After closing down on 31st August 1974, the Norderney remained at sea. Work was carried out on the ship and caused speculation that the ship was going to be used for another offshore project. Finally, on 12 August 1975, the ship was towed into Amsterdam’s Entrepothaven, where it was immediately seized by the Radio Controle Dienst and police upon entry. On 28 August 1975, under the watchful eye of Bull Verweij, the transmitters were removed from the ship, after which, on 2 September 1975, the seizure of the Norderney was lifted. On 26 November 1975, the ship was transferred to the Czaar Peterwerf in Zaandam, the same yard where it had been converted into a transmitter ship in 1964. Owner of the ship, meanwhile, was the Veronica Omroep Organisatie (VOO), which wanted to turn the ship into a museum. On 14 April 1976, recordings were made aboard the Norderney, which was still at the shipyard in Zaandam, for the VOO’s first television broadcast night. On 9 August 1977, more than two years after the Norderney had been towed to Amsterdam harbour, the ship was towed out to open sea once more, to anchor just off the Scheveningen Pier, for the purpose of television recordings for the programme ‘The Day the music died’.

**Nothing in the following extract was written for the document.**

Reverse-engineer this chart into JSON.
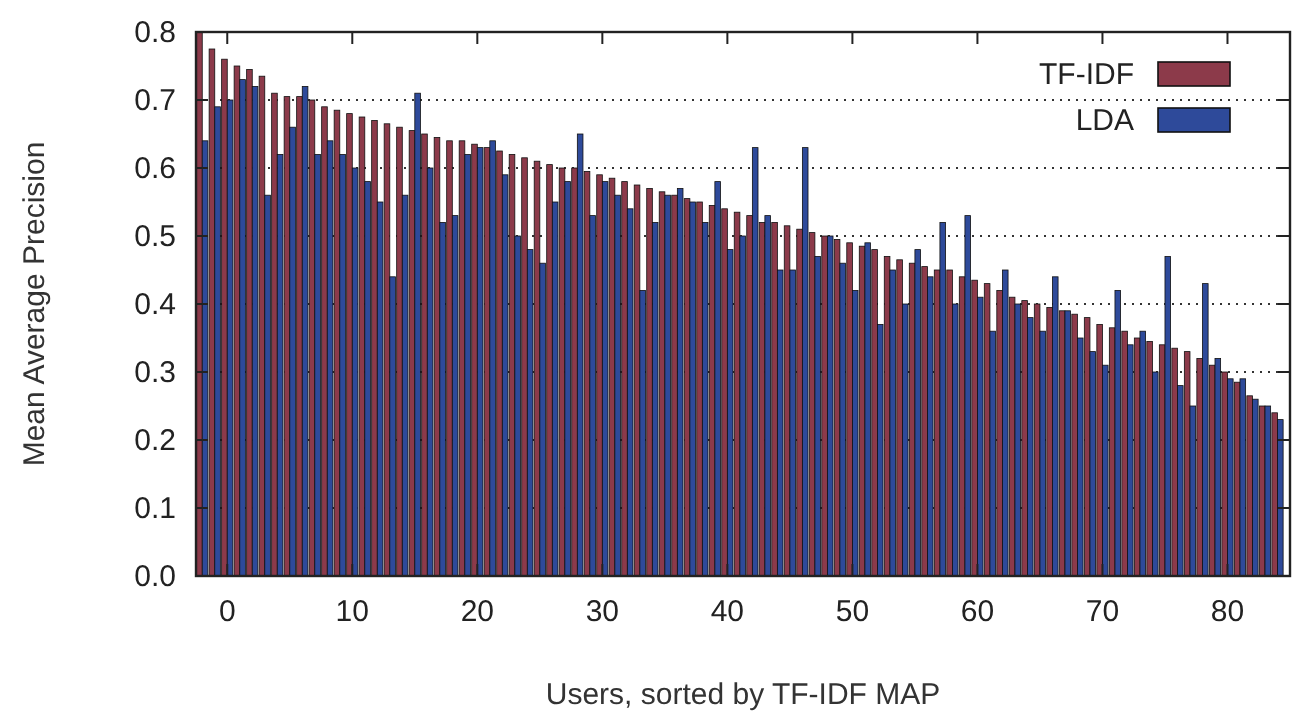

Nothing came of the plans to turn the Norderney into a museum. On 20 October 1977, the ship was sold to Jacques Mooren of Handels- en Scheepvaartbedrijf Kalkhaven BV, who immediately set up the Stichting Veronicaschip with the aim of preserving the Norderney in its original state. Subsequently, the ship was sold several more times, and thoroughly converted into a discotheque/café. The ship has been located in places such as Doesburg, Lelystad, Groningen, Maastricht, Dordrecht, Vlissingen, Middelburg, Leeuwarden and Papendrecht. After the radio ship had been in a port in Antwerp for about two years, the ship was towed to Groningen in 2012, with a brief stop at the Oranjewerf in Amsterdam, to serve as a media ship after a thorough refurbishment.
The ship then went back to the IJ in Amsterdam-North, where it has been berthed at the NDSM site since 17 November 2013, where it served as a “multifunctional activity centre.” Since May 2018, it has housed a nightclub and restaurant.

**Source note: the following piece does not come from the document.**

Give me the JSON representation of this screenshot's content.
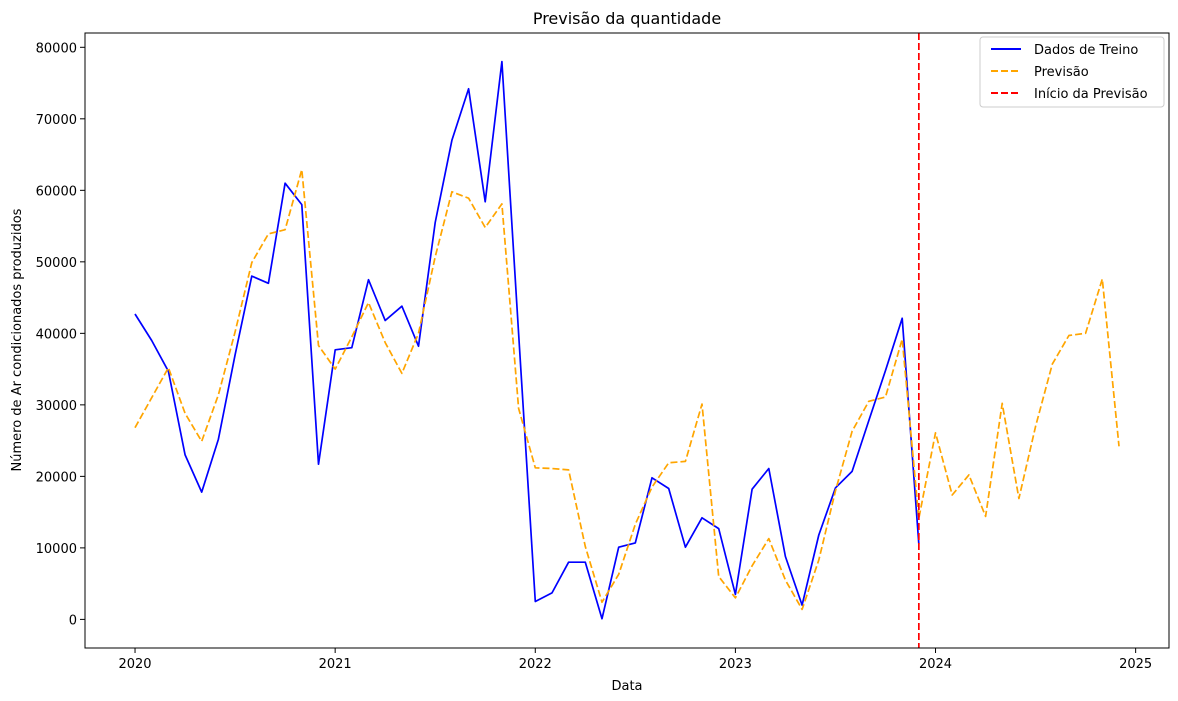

https://www.hetveronicaschip.nl
Offshore radio station: Radio Veronica from 16th November 1964 (replacing the Borkumriff) to 31st August 1974.
On 31st August 2003, Radio Veronica made another relaunch as a licenced radio station in the Netherlands. Exactly 29 years after the offshore station closed down in 1974, Veronica broadcast for six hours from the vessel again.
Location: International waters off Scheveningen (Netherlands). Nowadays moored at the NDSM site in Amsterdam/Netherlands.